ビジネス

2020.07.17

家ごはんの新たな選択肢 「出張料理」が食の悩みを解決する


サブスクリプション(定期)サービスも導入 ユーザによって違う活用法


2019年4月からはサブスクリプションサービスも導入。利用者のニーズも違い、同じユーザでも違った使い方をするケースも増えていた。

1回目は赤ちゃんのための離乳食を依頼するが、2回目は親御さんが自分達用に頼む。ユーザは平均的に月2回の利用が主だが、違う専門家の料理を楽しむ使い方もある。

そんなニーズを知り、「シェアダイン」は月に2回、3回、4回のコースも生み出し、ユーザが定期的に利用できる仕組み作りも行った。特に在宅勤務が定着していく可能性もあり、仕事をしながらお昼の調理が出来ない人達もサポートする。その時の体調に合ったもの、またはコロナ太りしてしまいダイエットメニューにするなど様々な形でパーソナライズをしていく。

それでもまだ出張料理は特別感があるが、サブスクリプションにすることで日常感を提供する。


シェアダイン共同代表の井出有希

「私たちのサービスはまさに日常で使えるものを考えています。パーティープランもありますが、どちらかというと日々のお食事を専門家が伴走して作っていきます。あとは自分では思いつかないメニューだったり、素材の組み合わせだったり、自分で作るのと同じものでも同じ調味料を使っているとは思えないという料理が出来るという話を聞くこともあります」

これまで料理を作ってこなかった人でも、シェアダインを頼んで一緒に作れるようになる。パートナーや家族に合った料理を作るための相談役を担う存在でもある。場合によってはシェフがレシピまで教えてくれることもあるという。新しいものが食卓に並ぶという経験を提供し、食の楽しみ方を伝えるのもサービスの魅力の1つだ。
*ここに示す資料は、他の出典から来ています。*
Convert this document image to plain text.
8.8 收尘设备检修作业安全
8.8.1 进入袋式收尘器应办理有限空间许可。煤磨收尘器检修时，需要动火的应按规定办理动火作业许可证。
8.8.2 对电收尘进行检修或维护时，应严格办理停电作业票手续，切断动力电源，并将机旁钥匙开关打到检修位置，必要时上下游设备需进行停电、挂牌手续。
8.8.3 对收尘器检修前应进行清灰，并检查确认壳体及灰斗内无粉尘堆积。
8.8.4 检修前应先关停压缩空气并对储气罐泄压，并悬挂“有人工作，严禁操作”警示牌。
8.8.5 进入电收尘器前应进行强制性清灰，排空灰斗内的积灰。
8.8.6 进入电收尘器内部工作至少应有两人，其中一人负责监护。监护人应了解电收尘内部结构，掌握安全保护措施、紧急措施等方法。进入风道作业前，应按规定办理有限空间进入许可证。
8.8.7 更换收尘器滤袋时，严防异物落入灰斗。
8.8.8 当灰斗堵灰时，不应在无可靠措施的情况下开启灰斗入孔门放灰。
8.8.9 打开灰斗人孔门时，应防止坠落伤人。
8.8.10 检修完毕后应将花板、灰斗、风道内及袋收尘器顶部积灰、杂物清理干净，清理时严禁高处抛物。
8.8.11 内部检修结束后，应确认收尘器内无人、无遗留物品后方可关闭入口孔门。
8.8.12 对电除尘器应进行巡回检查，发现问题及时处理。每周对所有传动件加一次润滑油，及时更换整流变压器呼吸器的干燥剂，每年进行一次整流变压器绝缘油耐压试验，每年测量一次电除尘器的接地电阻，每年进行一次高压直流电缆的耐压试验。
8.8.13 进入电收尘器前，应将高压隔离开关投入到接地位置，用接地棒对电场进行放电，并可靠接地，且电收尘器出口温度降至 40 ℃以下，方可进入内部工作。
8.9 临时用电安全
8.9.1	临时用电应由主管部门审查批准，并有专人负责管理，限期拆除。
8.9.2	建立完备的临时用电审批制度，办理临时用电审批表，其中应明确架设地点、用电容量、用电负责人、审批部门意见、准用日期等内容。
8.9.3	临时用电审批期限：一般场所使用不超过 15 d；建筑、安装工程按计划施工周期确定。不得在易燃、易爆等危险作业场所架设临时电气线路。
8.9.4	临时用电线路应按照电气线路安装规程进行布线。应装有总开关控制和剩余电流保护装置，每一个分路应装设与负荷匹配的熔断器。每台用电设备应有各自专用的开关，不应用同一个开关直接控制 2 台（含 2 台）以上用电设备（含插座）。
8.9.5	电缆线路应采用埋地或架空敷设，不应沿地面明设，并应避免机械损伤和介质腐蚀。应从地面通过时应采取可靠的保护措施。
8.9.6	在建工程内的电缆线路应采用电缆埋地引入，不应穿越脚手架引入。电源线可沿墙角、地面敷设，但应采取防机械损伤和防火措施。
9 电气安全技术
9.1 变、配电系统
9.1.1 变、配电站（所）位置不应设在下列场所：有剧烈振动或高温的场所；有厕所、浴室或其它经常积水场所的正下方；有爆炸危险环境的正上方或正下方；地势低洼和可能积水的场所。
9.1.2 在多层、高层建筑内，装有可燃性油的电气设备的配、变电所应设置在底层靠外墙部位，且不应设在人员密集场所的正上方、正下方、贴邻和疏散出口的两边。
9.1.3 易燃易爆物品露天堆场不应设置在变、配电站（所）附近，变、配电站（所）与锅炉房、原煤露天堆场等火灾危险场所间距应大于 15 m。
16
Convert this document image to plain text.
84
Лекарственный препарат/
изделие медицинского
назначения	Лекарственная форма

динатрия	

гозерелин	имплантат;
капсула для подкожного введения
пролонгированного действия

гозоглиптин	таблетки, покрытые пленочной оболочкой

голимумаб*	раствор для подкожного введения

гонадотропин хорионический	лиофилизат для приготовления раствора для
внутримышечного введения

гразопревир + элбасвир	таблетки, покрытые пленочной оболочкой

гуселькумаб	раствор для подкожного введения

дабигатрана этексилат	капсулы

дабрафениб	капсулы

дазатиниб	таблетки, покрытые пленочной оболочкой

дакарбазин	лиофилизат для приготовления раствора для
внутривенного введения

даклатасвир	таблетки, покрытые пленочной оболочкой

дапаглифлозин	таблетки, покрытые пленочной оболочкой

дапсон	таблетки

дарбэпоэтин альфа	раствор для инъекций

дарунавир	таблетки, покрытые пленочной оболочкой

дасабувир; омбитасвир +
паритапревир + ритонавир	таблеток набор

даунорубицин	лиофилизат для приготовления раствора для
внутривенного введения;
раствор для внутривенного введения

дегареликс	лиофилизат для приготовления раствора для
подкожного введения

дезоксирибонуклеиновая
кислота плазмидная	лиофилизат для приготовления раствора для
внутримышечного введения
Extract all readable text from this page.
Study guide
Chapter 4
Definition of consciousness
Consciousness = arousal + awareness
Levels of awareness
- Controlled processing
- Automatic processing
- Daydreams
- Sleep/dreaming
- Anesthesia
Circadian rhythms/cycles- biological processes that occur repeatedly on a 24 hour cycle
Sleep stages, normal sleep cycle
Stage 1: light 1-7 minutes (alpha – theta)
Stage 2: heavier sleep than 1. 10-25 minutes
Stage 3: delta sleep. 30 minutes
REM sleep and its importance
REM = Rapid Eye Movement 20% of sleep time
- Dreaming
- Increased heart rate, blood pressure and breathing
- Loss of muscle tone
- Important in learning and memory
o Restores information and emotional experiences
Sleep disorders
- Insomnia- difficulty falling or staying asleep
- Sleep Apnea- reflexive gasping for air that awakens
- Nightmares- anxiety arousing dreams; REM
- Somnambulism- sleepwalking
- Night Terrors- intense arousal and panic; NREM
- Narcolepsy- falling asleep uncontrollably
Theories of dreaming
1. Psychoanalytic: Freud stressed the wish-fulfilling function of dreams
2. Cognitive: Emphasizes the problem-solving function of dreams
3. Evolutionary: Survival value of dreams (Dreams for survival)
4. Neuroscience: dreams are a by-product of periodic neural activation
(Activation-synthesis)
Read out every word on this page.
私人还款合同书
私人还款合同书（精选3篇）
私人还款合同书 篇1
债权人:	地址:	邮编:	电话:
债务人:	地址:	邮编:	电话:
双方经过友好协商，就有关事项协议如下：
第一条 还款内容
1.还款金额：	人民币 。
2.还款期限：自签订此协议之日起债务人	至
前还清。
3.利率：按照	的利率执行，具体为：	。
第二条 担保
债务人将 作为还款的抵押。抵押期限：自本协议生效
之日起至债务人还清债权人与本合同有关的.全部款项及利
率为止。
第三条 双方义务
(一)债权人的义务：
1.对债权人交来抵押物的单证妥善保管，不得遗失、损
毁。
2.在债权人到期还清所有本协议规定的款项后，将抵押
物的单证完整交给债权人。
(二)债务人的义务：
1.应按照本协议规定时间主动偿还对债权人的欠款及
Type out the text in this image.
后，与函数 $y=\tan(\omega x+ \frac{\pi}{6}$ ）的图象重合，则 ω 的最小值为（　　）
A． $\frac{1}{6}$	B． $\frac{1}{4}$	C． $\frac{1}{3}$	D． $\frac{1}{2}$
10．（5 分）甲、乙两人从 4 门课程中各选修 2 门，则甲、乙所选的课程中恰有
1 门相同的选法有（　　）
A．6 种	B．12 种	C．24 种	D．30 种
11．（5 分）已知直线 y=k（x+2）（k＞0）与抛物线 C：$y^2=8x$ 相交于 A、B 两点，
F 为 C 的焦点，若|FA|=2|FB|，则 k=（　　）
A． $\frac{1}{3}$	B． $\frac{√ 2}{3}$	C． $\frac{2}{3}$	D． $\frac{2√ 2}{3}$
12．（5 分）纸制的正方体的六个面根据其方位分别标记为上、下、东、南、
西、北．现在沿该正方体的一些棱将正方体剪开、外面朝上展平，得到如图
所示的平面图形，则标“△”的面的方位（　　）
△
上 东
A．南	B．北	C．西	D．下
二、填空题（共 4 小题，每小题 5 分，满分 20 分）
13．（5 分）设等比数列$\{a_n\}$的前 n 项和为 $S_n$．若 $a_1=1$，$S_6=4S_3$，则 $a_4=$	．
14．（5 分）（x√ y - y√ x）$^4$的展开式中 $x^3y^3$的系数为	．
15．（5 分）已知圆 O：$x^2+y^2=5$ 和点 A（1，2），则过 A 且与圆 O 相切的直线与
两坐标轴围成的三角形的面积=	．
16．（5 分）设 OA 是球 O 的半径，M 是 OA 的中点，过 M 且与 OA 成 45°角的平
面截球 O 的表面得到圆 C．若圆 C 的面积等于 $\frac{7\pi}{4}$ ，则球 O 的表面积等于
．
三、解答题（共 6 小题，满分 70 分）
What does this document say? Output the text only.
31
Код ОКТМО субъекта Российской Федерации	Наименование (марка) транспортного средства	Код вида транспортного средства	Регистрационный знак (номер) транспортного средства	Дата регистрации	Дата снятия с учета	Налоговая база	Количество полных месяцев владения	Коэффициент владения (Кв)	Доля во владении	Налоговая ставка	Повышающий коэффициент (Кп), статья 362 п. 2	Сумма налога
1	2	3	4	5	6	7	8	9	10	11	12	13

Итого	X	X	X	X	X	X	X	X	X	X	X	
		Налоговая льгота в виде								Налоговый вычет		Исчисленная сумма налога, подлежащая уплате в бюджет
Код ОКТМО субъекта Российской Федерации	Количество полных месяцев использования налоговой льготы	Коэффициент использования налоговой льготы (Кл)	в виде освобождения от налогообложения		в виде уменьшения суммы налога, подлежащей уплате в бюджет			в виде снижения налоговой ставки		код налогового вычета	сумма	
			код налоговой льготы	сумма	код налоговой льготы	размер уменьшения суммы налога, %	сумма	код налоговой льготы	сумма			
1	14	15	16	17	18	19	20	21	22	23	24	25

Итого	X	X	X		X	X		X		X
「出張料理といえばシェアダイン」を確立するための資金調達、そして次なる道


サービスを確立させ、目指すのは「出張料理といえばシェアダイン」というポジション。

それだけではなく、文化創造的な側面もあると信じる出張料理サービスそのものも広め、妊活をしたい、糖尿病で悩んでいる、そんな人々の相談窓口になって専門家と共に力になっていきたいと井出氏はいう。

投資家からの支援を受け、高品質なオンライン直売所「食べチョク」ともコラボを行うなど、事業を拡大。食の課題だけでなく、社会課題をも解決するサービスを展開しているシェアダイン。

「作らない選択肢」が増えていく世の中で家庭料理を伝える新たな仕組み。困ったときはファストフードや出前を頼みがちである日常から脱却して、食に向き合いたい。そう思った時に食卓を彩る新たな選択肢として、生活に浸透してくるのではないだろうか。